Unpack the resulting .tar.gz file (replace with the actual name of the file):
tar -zxvf ndiswrapper-x.x.tar.gz
This will create a directory ndiswrapper-x.x ; cd into it.
Inside you should find a README and INSTALL file. First read the README.
Always read the README. Read a text file with the ‘less’ command:
Use ‘z‘ to scroll down, use ‘w‘ to scroll up, use ‘q‘ to quit. For more info, run ‘man less‘. You may notice that ‘man’ actually uses ‘less’ to display the manual pages…
My README pointed me to the INSTALL text file, which indicated that I should perform the steps below to compile ndiswrapper. The blog I was following when I was doing this myself gave a different set of instructions that didn’t work (maybe it was for the older version), but of course, the shipped ones did.
Always read the README.
The steps I needed to perform were:
make uninstall make make install
Make is a tool for running build scripts that ship with source code, and it was installed during our first YUM instructions earlier, when we installed “Development Tools”. The switches are simply arbitrary labels, which for our convenience are meaningfully named.
- The first line instructed make to run with a switch named “uninstall” in the makefile script. I suspect that this is a failsafe to remove previous version of ndiswrapper if you’re updating, but I do not wish to wrongly speculate — just run it.
- The next step runs make with no switch – usually, this compiles the source of the applicatino for your own system.
- Finally, run make install – which moves the built binaries to the correct locations and sets up any extra necessary environment variables.

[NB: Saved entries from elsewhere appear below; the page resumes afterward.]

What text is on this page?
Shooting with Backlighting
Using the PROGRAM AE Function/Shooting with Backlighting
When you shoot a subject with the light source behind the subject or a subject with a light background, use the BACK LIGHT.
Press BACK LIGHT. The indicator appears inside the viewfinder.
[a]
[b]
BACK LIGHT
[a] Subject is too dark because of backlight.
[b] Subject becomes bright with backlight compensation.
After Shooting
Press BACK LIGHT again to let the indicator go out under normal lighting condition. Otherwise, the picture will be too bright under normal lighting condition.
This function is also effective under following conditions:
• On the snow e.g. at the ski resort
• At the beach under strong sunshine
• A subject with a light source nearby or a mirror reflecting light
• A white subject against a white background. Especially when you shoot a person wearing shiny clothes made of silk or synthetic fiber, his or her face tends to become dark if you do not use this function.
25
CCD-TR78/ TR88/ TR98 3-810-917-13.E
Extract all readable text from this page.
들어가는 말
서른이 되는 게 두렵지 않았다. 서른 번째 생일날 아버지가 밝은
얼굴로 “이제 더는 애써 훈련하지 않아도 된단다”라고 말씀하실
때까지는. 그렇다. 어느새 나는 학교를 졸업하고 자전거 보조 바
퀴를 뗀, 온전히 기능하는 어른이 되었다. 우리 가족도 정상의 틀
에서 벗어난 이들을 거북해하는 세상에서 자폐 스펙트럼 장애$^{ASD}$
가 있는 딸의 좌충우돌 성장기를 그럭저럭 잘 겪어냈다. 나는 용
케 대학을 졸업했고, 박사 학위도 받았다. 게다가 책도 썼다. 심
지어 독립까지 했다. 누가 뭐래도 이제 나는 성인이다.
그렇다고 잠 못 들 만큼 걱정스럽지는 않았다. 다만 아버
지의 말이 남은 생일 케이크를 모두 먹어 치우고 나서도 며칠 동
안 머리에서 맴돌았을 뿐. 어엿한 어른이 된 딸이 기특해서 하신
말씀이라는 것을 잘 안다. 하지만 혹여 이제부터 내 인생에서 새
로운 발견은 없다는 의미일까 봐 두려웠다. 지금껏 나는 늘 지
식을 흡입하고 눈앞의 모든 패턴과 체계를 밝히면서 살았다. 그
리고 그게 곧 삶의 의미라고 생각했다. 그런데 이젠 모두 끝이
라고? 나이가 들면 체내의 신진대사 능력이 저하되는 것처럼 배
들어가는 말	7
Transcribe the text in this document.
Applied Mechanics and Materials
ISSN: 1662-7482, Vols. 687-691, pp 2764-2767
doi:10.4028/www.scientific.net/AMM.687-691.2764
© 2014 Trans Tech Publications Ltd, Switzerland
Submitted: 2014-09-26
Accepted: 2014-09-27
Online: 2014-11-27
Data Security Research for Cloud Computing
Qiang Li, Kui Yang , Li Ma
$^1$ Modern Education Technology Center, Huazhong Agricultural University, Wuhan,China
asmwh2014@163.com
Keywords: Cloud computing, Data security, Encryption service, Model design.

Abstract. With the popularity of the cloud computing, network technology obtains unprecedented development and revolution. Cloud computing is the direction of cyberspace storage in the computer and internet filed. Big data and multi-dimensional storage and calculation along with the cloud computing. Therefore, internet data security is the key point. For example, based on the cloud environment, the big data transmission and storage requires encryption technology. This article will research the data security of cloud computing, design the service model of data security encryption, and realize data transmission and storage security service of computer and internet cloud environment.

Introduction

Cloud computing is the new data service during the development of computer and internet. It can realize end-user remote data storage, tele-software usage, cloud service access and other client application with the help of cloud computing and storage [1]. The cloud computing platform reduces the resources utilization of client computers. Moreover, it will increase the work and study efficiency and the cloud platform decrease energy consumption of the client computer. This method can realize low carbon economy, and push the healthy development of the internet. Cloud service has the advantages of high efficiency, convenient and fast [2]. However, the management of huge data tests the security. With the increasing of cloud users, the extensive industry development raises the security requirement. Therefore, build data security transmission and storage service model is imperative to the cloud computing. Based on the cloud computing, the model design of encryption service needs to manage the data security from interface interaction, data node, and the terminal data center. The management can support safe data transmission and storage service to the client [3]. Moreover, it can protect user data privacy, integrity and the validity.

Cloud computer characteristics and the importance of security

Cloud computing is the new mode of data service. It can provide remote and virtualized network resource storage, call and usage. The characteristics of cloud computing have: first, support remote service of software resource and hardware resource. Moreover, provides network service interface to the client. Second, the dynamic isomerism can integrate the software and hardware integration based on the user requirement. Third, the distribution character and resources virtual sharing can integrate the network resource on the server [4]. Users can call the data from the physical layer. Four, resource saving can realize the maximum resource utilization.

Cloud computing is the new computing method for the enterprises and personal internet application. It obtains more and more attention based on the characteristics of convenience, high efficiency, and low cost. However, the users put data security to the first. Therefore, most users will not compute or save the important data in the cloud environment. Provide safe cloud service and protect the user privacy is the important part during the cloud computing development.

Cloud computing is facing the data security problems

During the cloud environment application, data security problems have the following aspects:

You now can install a Windows XP wireless driver for use by Linux. These all ship in ZIPs that, when unpacked, tend to contain a whole bunch of files, one or several of which carry the ‘.inf’ extension. Locate the appropriate INF file for your purpose, and run:
ndiswrapper -i <driverfile.inf>
Renaming <driverfile.inf> of course.
Onwards – finding help
Here end thus my beginner notes to get up and running with CentOS 6.* minimal install.
There is of course tons more to learn about Linux, but hopefully you’re now well set to continue on your own. Some tips before I send you on your way:
- If you want to try to do something but you don’t know how or why, search first. Try with different phrasings. Anything you read, pay attention to vocabulary, read up on commands you come across even if they seem only remotely related. You may find what you want that way, and you’ll definitely learn something new.
- If you do not know what a command does, read the man page. It is highly recommended you read up on every command you use. Let it digest in your mind the first time. Every time you come back to it, refresh your memory until it’s familiar to you.
- If you’re looking for help, search first, ask later. Linux forums are much less forgiving than general user forums. If you haven’t done your homework and if you don’t say up front what you’ve tried, you won’t get much sympathy. God helps he who helps himself says the old maxim; so is it too with Linux forums.
My only other piece of advice is: when testing in VMs, take snapshots just before making major changes along the way. You’ll thank yourself if you do. Often.